Nate’s note: this was originally written in May of 2004, shortly after the death of Bruce Schneider, one of the best teachers I ever had.

Bruce Schneider taught my high school newspaper course my freshman and junior year (he taught it for sixteen years actually; I only took the course twice). He is in my personal Quality Teacher pantheon. Maybe eight or nine teachers have ever really reached me and Bruce was one of them. He never gave a student a tardy, never worried about politics and always demanded the most in terms of quality. He was eccentric, intense and fun. He threw a chair at me once.

The following are some of my favorite Bruce moments and quotes.

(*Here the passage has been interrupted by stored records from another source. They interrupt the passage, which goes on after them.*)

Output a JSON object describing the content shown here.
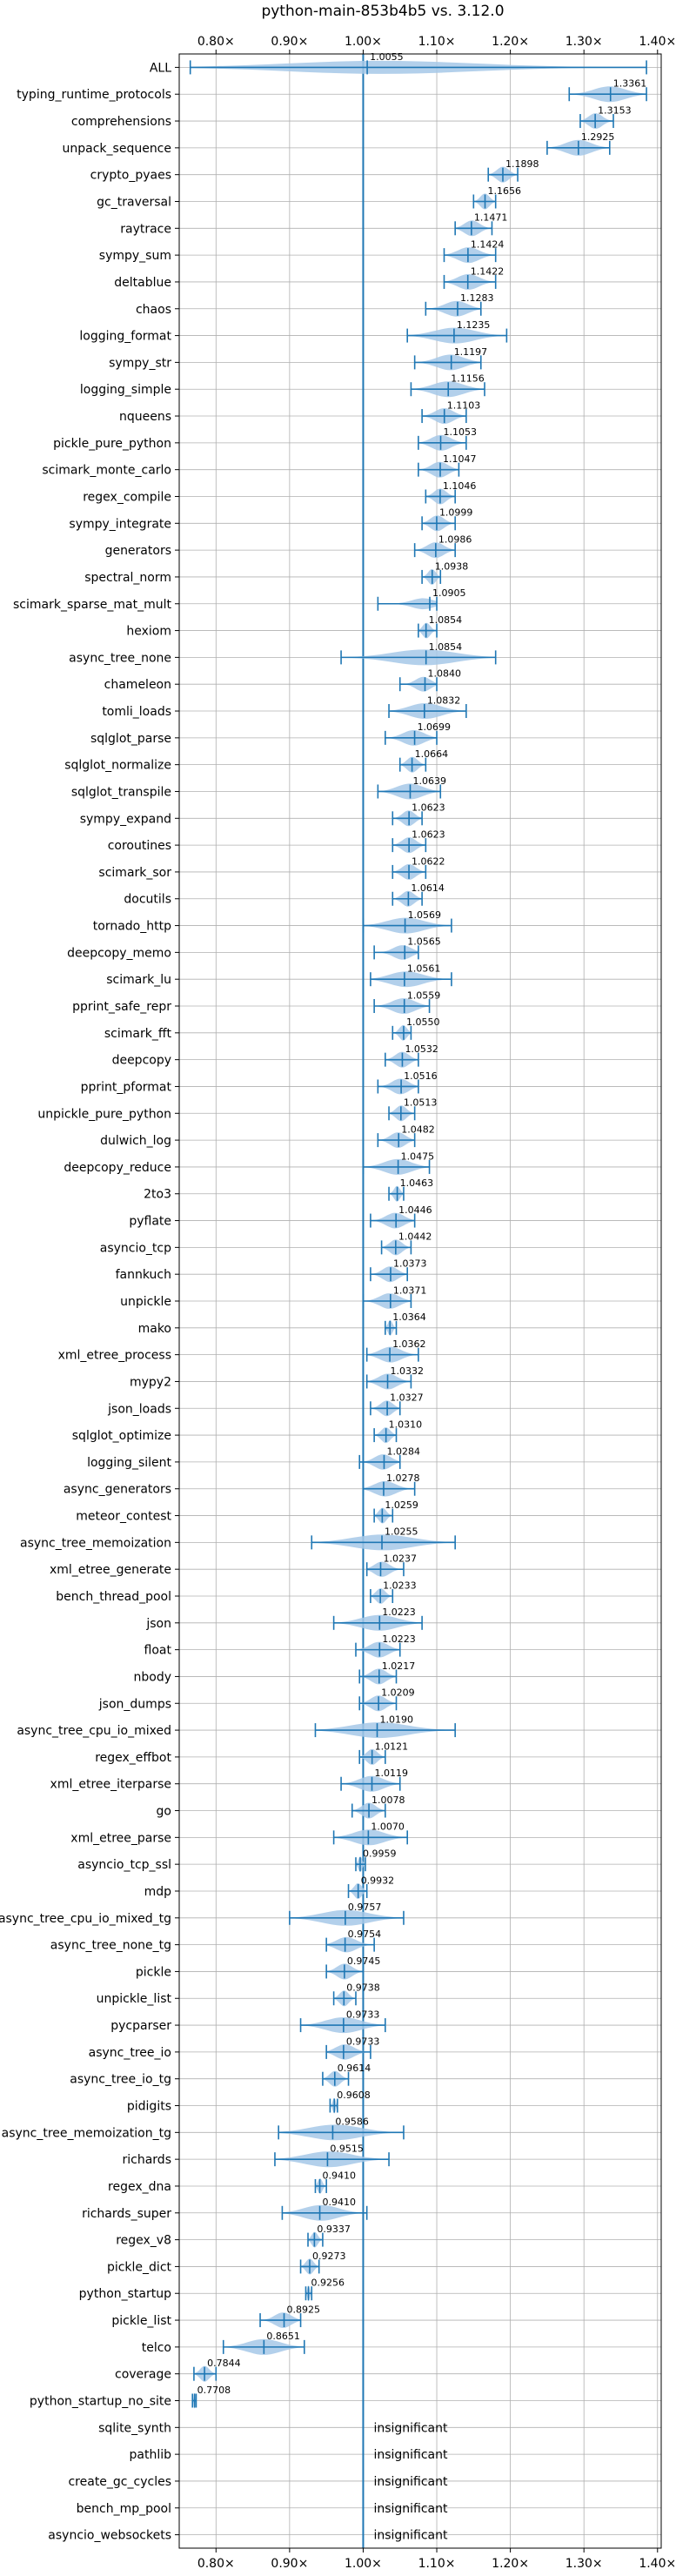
{
  "chart_data": {
    "type": "violin",
    "title": "python-main-853b4b5 vs. 3.12.0",
    "xlabel": "",
    "ylabel": "",
    "xlim": [
      0.75,
      1.405
    ],
    "x_ticks": [
      0.8,
      0.9,
      1.0,
      1.1,
      1.2,
      1.3,
      1.4
    ],
    "x_tick_labels": [
      "0.80×",
      "0.90×",
      "1.00×",
      "1.10×",
      "1.20×",
      "1.30×",
      "1.40×"
    ],
    "reference_line": 1.0,
    "grid": true,
    "colors": {
      "violin": "#a6c8e8",
      "line": "#1f77b4",
      "grid": "#b0b0b0"
    },
    "insignificant_label": "insignificant",
    "benchmarks": [
      {
        "name": "ALL",
        "value": 1.0055,
        "label": "1.0055",
        "min": 0.765,
        "max": 1.385,
        "width": 0.6
      },
      {
        "name": "typing_runtime_protocols",
        "value": 1.3361,
        "label": "1.3361",
        "min": 1.28,
        "max": 1.385,
        "width": 0.7
      },
      {
        "name": "comprehensions",
        "value": 1.3153,
        "label": "1.3153",
        "min": 1.295,
        "max": 1.34,
        "width": 0.7
      },
      {
        "name": "unpack_sequence",
        "value": 1.2925,
        "label": "1.2925",
        "min": 1.25,
        "max": 1.335,
        "width": 0.7
      },
      {
        "name": "crypto_pyaes",
        "value": 1.1898,
        "label": "1.1898",
        "min": 1.17,
        "max": 1.21,
        "width": 0.7
      },
      {
        "name": "gc_traversal",
        "value": 1.1656,
        "label": "1.1656",
        "min": 1.15,
        "max": 1.18,
        "width": 0.7
      },
      {
        "name": "raytrace",
        "value": 1.1471,
        "label": "1.1471",
        "min": 1.125,
        "max": 1.175,
        "width": 0.7
      },
      {
        "name": "sympy_sum",
        "value": 1.1424,
        "label": "1.1424",
        "min": 1.11,
        "max": 1.18,
        "width": 0.7
      },
      {
        "name": "deltablue",
        "value": 1.1422,
        "label": "1.1422",
        "min": 1.11,
        "max": 1.18,
        "width": 0.7
      },
      {
        "name": "chaos",
        "value": 1.1283,
        "label": "1.1283",
        "min": 1.085,
        "max": 1.16,
        "width": 0.7
      },
      {
        "name": "logging_format",
        "value": 1.1235,
        "label": "1.1235",
        "min": 1.06,
        "max": 1.195,
        "width": 0.7
      },
      {
        "name": "sympy_str",
        "value": 1.1197,
        "label": "1.1197",
        "min": 1.07,
        "max": 1.16,
        "width": 0.7
      },
      {
        "name": "logging_simple",
        "value": 1.1156,
        "label": "1.1156",
        "min": 1.065,
        "max": 1.165,
        "width": 0.7
      },
      {
        "name": "nqueens",
        "value": 1.1103,
        "label": "1.1103",
        "min": 1.08,
        "max": 1.14,
        "width": 0.7
      },
      {
        "name": "pickle_pure_python",
        "value": 1.1053,
        "label": "1.1053",
        "min": 1.075,
        "max": 1.14,
        "width": 0.7
      },
      {
        "name": "scimark_monte_carlo",
        "value": 1.1047,
        "label": "1.1047",
        "min": 1.075,
        "max": 1.13,
        "width": 0.7
      },
      {
        "name": "regex_compile",
        "value": 1.1046,
        "label": "1.1046",
        "min": 1.085,
        "max": 1.125,
        "width": 0.7
      },
      {
        "name": "sympy_integrate",
        "value": 1.0999,
        "label": "1.0999",
        "min": 1.08,
        "max": 1.125,
        "width": 0.7
      },
      {
        "name": "generators",
        "value": 1.0986,
        "label": "1.0986",
        "min": 1.07,
        "max": 1.125,
        "width": 0.7
      },
      {
        "name": "spectral_norm",
        "value": 1.0938,
        "label": "1.0938",
        "min": 1.08,
        "max": 1.105,
        "width": 0.7
      },
      {
        "name": "scimark_sparse_mat_mult",
        "value": 1.0905,
        "label": "1.0905",
        "min": 1.02,
        "max": 1.1,
        "width": 0.7
      },
      {
        "name": "hexiom",
        "value": 1.0854,
        "label": "1.0854",
        "min": 1.075,
        "max": 1.1,
        "width": 0.7
      },
      {
        "name": "async_tree_none",
        "value": 1.0854,
        "label": "1.0854",
        "min": 0.97,
        "max": 1.18,
        "width": 0.7
      },
      {
        "name": "chameleon",
        "value": 1.084,
        "label": "1.0840",
        "min": 1.05,
        "max": 1.1,
        "width": 0.7
      },
      {
        "name": "tomli_loads",
        "value": 1.0832,
        "label": "1.0832",
        "min": 1.035,
        "max": 1.14,
        "width": 0.7
      },
      {
        "name": "sqlglot_parse",
        "value": 1.0699,
        "label": "1.0699",
        "min": 1.03,
        "max": 1.1,
        "width": 0.7
      },
      {
        "name": "sqlglot_normalize",
        "value": 1.0664,
        "label": "1.0664",
        "min": 1.05,
        "max": 1.085,
        "width": 0.7
      },
      {
        "name": "sqlglot_transpile",
        "value": 1.0639,
        "label": "1.0639",
        "min": 1.02,
        "max": 1.105,
        "width": 0.7
      },
      {
        "name": "sympy_expand",
        "value": 1.0623,
        "label": "1.0623",
        "min": 1.04,
        "max": 1.08,
        "width": 0.7
      },
      {
        "name": "coroutines",
        "value": 1.0623,
        "label": "1.0623",
        "min": 1.04,
        "max": 1.085,
        "width": 0.7
      },
      {
        "name": "scimark_sor",
        "value": 1.0622,
        "label": "1.0622",
        "min": 1.04,
        "max": 1.085,
        "width": 0.7
      },
      {
        "name": "docutils",
        "value": 1.0614,
        "label": "1.0614",
        "min": 1.04,
        "max": 1.08,
        "width": 0.7
      },
      {
        "name": "tornado_http",
        "value": 1.0569,
        "label": "1.0569",
        "min": 1.0,
        "max": 1.12,
        "width": 0.7
      },
      {
        "name": "deepcopy_memo",
        "value": 1.0565,
        "label": "1.0565",
        "min": 1.015,
        "max": 1.075,
        "width": 0.7
      },
      {
        "name": "scimark_lu",
        "value": 1.0561,
        "label": "1.0561",
        "min": 1.01,
        "max": 1.12,
        "width": 0.7
      },
      {
        "name": "pprint_safe_repr",
        "value": 1.0559,
        "label": "1.0559",
        "min": 1.015,
        "max": 1.09,
        "width": 0.7
      },
      {
        "name": "scimark_fft",
        "value": 1.055,
        "label": "1.0550",
        "min": 1.04,
        "max": 1.065,
        "width": 0.7
      },
      {
        "name": "deepcopy",
        "value": 1.0532,
        "label": "1.0532",
        "min": 1.03,
        "max": 1.075,
        "width": 0.7
      },
      {
        "name": "pprint_pformat",
        "value": 1.0516,
        "label": "1.0516",
        "min": 1.02,
        "max": 1.075,
        "width": 0.7
      },
      {
        "name": "unpickle_pure_python",
        "value": 1.0513,
        "label": "1.0513",
        "min": 1.035,
        "max": 1.07,
        "width": 0.7
      },
      {
        "name": "dulwich_log",
        "value": 1.0482,
        "label": "1.0482",
        "min": 1.02,
        "max": 1.07,
        "width": 0.7
      },
      {
        "name": "deepcopy_reduce",
        "value": 1.0475,
        "label": "1.0475",
        "min": 1.0,
        "max": 1.09,
        "width": 0.7
      },
      {
        "name": "2to3",
        "value": 1.0463,
        "label": "1.0463",
        "min": 1.035,
        "max": 1.055,
        "width": 0.7
      },
      {
        "name": "pyflate",
        "value": 1.0446,
        "label": "1.0446",
        "min": 1.01,
        "max": 1.07,
        "width": 0.7
      },
      {
        "name": "asyncio_tcp",
        "value": 1.0442,
        "label": "1.0442",
        "min": 1.025,
        "max": 1.065,
        "width": 0.7
      },
      {
        "name": "fannkuch",
        "value": 1.0373,
        "label": "1.0373",
        "min": 1.01,
        "max": 1.06,
        "width": 0.7
      },
      {
        "name": "unpickle",
        "value": 1.0371,
        "label": "1.0371",
        "min": 1.0,
        "max": 1.065,
        "width": 0.7
      },
      {
        "name": "mako",
        "value": 1.0364,
        "label": "1.0364",
        "min": 1.03,
        "max": 1.045,
        "width": 0.7
      },
      {
        "name": "xml_etree_process",
        "value": 1.0362,
        "label": "1.0362",
        "min": 1.005,
        "max": 1.075,
        "width": 0.7
      },
      {
        "name": "mypy2",
        "value": 1.0332,
        "label": "1.0332",
        "min": 1.005,
        "max": 1.065,
        "width": 0.7
      },
      {
        "name": "json_loads",
        "value": 1.0327,
        "label": "1.0327",
        "min": 1.01,
        "max": 1.05,
        "width": 0.7
      },
      {
        "name": "sqlglot_optimize",
        "value": 1.031,
        "label": "1.0310",
        "min": 1.015,
        "max": 1.045,
        "width": 0.7
      },
      {
        "name": "logging_silent",
        "value": 1.0284,
        "label": "1.0284",
        "min": 0.995,
        "max": 1.05,
        "width": 0.7
      },
      {
        "name": "async_generators",
        "value": 1.0278,
        "label": "1.0278",
        "min": 1.0,
        "max": 1.07,
        "width": 0.7
      },
      {
        "name": "meteor_contest",
        "value": 1.0259,
        "label": "1.0259",
        "min": 1.015,
        "max": 1.04,
        "width": 0.7
      },
      {
        "name": "async_tree_memoization",
        "value": 1.0255,
        "label": "1.0255",
        "min": 0.93,
        "max": 1.125,
        "width": 0.7
      },
      {
        "name": "xml_etree_generate",
        "value": 1.0237,
        "label": "1.0237",
        "min": 1.005,
        "max": 1.055,
        "width": 0.7
      },
      {
        "name": "bench_thread_pool",
        "value": 1.0233,
        "label": "1.0233",
        "min": 1.01,
        "max": 1.04,
        "width": 0.7
      },
      {
        "name": "json",
        "value": 1.0223,
        "label": "1.0223",
        "min": 0.96,
        "max": 1.08,
        "width": 0.7
      },
      {
        "name": "float",
        "value": 1.0223,
        "label": "1.0223",
        "min": 0.99,
        "max": 1.05,
        "width": 0.7
      },
      {
        "name": "nbody",
        "value": 1.0217,
        "label": "1.0217",
        "min": 0.995,
        "max": 1.045,
        "width": 0.7
      },
      {
        "name": "json_dumps",
        "value": 1.0209,
        "label": "1.0209",
        "min": 0.995,
        "max": 1.045,
        "width": 0.7
      },
      {
        "name": "async_tree_cpu_io_mixed",
        "value": 1.019,
        "label": "1.0190",
        "min": 0.935,
        "max": 1.125,
        "width": 0.7
      },
      {
        "name": "regex_effbot",
        "value": 1.0121,
        "label": "1.0121",
        "min": 0.995,
        "max": 1.03,
        "width": 0.7
      },
      {
        "name": "xml_etree_iterparse",
        "value": 1.0119,
        "label": "1.0119",
        "min": 0.97,
        "max": 1.05,
        "width": 0.7
      },
      {
        "name": "go",
        "value": 1.0078,
        "label": "1.0078",
        "min": 0.985,
        "max": 1.03,
        "width": 0.7
      },
      {
        "name": "xml_etree_parse",
        "value": 1.007,
        "label": "1.0070",
        "min": 0.96,
        "max": 1.06,
        "width": 0.7
      },
      {
        "name": "asyncio_tcp_ssl",
        "value": 0.9959,
        "label": "0.9959",
        "min": 0.99,
        "max": 1.003,
        "width": 0.7
      },
      {
        "name": "mdp",
        "value": 0.9932,
        "label": "0.9932",
        "min": 0.98,
        "max": 1.005,
        "width": 0.7
      },
      {
        "name": "async_tree_cpu_io_mixed_tg",
        "value": 0.9757,
        "label": "0.9757",
        "min": 0.9,
        "max": 1.055,
        "width": 0.7
      },
      {
        "name": "async_tree_none_tg",
        "value": 0.9754,
        "label": "0.9754",
        "min": 0.95,
        "max": 1.015,
        "width": 0.7
      },
      {
        "name": "pickle",
        "value": 0.9745,
        "label": "0.9745",
        "min": 0.95,
        "max": 1.0,
        "width": 0.7
      },
      {
        "name": "unpickle_list",
        "value": 0.9738,
        "label": "0.9738",
        "min": 0.96,
        "max": 0.99,
        "width": 0.7
      },
      {
        "name": "pycparser",
        "value": 0.9733,
        "label": "0.9733",
        "min": 0.915,
        "max": 1.03,
        "width": 0.7
      },
      {
        "name": "async_tree_io",
        "value": 0.9733,
        "label": "0.9733",
        "min": 0.95,
        "max": 1.01,
        "width": 0.7
      },
      {
        "name": "async_tree_io_tg",
        "value": 0.9614,
        "label": "0.9614",
        "min": 0.945,
        "max": 0.98,
        "width": 0.7
      },
      {
        "name": "pidigits",
        "value": 0.9608,
        "label": "0.9608",
        "min": 0.955,
        "max": 0.965,
        "width": 0.7
      },
      {
        "name": "async_tree_memoization_tg",
        "value": 0.9586,
        "label": "0.9586",
        "min": 0.885,
        "max": 1.055,
        "width": 0.7
      },
      {
        "name": "richards",
        "value": 0.9515,
        "label": "0.9515",
        "min": 0.88,
        "max": 1.035,
        "width": 0.7
      },
      {
        "name": "regex_dna",
        "value": 0.941,
        "label": "0.9410",
        "min": 0.935,
        "max": 0.95,
        "width": 0.7
      },
      {
        "name": "richards_super",
        "value": 0.941,
        "label": "0.9410",
        "min": 0.89,
        "max": 1.005,
        "width": 0.7
      },
      {
        "name": "regex_v8",
        "value": 0.9337,
        "label": "0.9337",
        "min": 0.925,
        "max": 0.945,
        "width": 0.7
      },
      {
        "name": "pickle_dict",
        "value": 0.9273,
        "label": "0.9273",
        "min": 0.915,
        "max": 0.94,
        "width": 0.7
      },
      {
        "name": "python_startup",
        "value": 0.9256,
        "label": "0.9256",
        "min": 0.922,
        "max": 0.93,
        "width": 0.7
      },
      {
        "name": "pickle_list",
        "value": 0.8925,
        "label": "0.8925",
        "min": 0.86,
        "max": 0.915,
        "width": 0.7
      },
      {
        "name": "telco",
        "value": 0.8651,
        "label": "0.8651",
        "min": 0.81,
        "max": 0.92,
        "width": 0.7
      },
      {
        "name": "coverage",
        "value": 0.7844,
        "label": "0.7844",
        "min": 0.77,
        "max": 0.8,
        "width": 0.7
      },
      {
        "name": "python_startup_no_site",
        "value": 0.7708,
        "label": "0.7708",
        "min": 0.768,
        "max": 0.773,
        "width": 0.7
      },
      {
        "name": "sqlite_synth",
        "insignificant": true
      },
      {
        "name": "pathlib",
        "insignificant": true
      },
      {
        "name": "create_gc_cycles",
        "insignificant": true
      },
      {
        "name": "bench_mp_pool",
        "insignificant": true
      },
      {
        "name": "asyncio_websockets",
        "insignificant": true
      }
    ]
  }
}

Let’s See What the Kid Can Do

Few high school freshmen were allowed to take Newspaper class without first taking Journalism. I was an exception. Bruce had read some of my poetry and stories that were on file from junior high, and, after meeting me, said to my guidance counselor, “Hell he doesn’t need a journalism course. Let’s see what the kid can do.” He often used my lack of journalism education against me in the name of joshing me, but he taught me enough to get the job done, and he never let me hold myself back.

Journalism, Kid

Bruce, after reading my first story ever, approached me and said, “DeGraaf, what we’ve got here is a beautiful piece. I can feel where you’re coming from. Your biased analysis shows that you truly feel strongly about the subject. It’s CRAP!!!” He then ripped up my draft and sprinkled the pieces on my desk. “This is Journalism,” he said. “Who, what, when, where, how, why, take a freaking bow. Rewrite!!!”

Gay Bashing

I once wrote an article in which the junior class vice president expressed his hatred for homosexuals. It caused quite a stir. Fortunately for me and for Bruce (who had to sit in on seven hours of meetings as a direct result of my piece) I had the signed notes from the interview. I’ll never forget arriving late to newspaper and seeing him run, covered from head to toe in sweat, across the newspaper room in my direction. After he caught some of his breath, he wheezingly demanded to see my notes from the “queer article.” After he read them, a smile spread across his face; he actually said, “DeGraaf, I love you.” And he kissed me on the cheek. Bruce was not a “kiss you on the cheek” kind of guy, so I figured the notes must’ve really been important. I found out later that those notes saved Bruce’s job and kept me from being considered a plagiarist (among other things).

Stormy Monday

My all time favorite Bruce moment was nicknamed “stormy Monday” by my fellow classmates. The first Monday of every month, we brainstormed by throwing out story ideas and watching Bruce write them on the board. I made it a point to suggest topics that really got to the hearts and minds of our readers (read: anything controversial that would stir shit). So, during the brainstorm session on this Monday, I suggested the following topics: Lesbians and the Men who Love Them; Geeks: Will they Get Laid when they’re Older; Sex with Teachers: What’s the Big Deal?; and (this one, I think, was what set him off) Classes People Take to get off Campus: Newspaper, Photography and Year Book. At this point, he picked up a chair, threw it over my head (missed by just a few feet) and screamed, “Get out! You write what I say you write.”

So I went to McDonalds with a classmate. While we were eating, she asked, “So are you gonna drop the class?”

“No, why?”

“Hello. Bruce threw a chair at you.”

“He’s just venting. I’ll get an A.”

And I got an A. I never went a paper without a story getting in (few staff writers could say that) and Bruce never apologized for the event. He was a guy’s guy, and there was no reason for us to spend time chatting about who did or did not throw a piece of furniture and for why. We were above that. And, here’s the real deal with Bruce: he never seemed to care about anything or anyone except getting a quality high school newspaper out, but he did. He cared about each and every one of us. He didn’t really show it. Bruce got the best results by teaching his students self-reliance. And, as a result, no one left a Bruce class without feeling a little tougher, with skin a little thicker and the cheesy feeling that they could get it done, whatever the hell it was. So what if life slammed its hand on your desk, ripped your story to shreds and threw a chair at you? In the end, life will do a lot worse, and you won’t have the slightest control over it, so what can you do?

You do your best.

Even if you are, as Bruce once called me, “An inconsiderate, heartless bastard who bullshits his way through life.”

Side note: Maybe eight teachers have really reached me in my life and now three are dead. This does not bode well for Ms. Hawkins.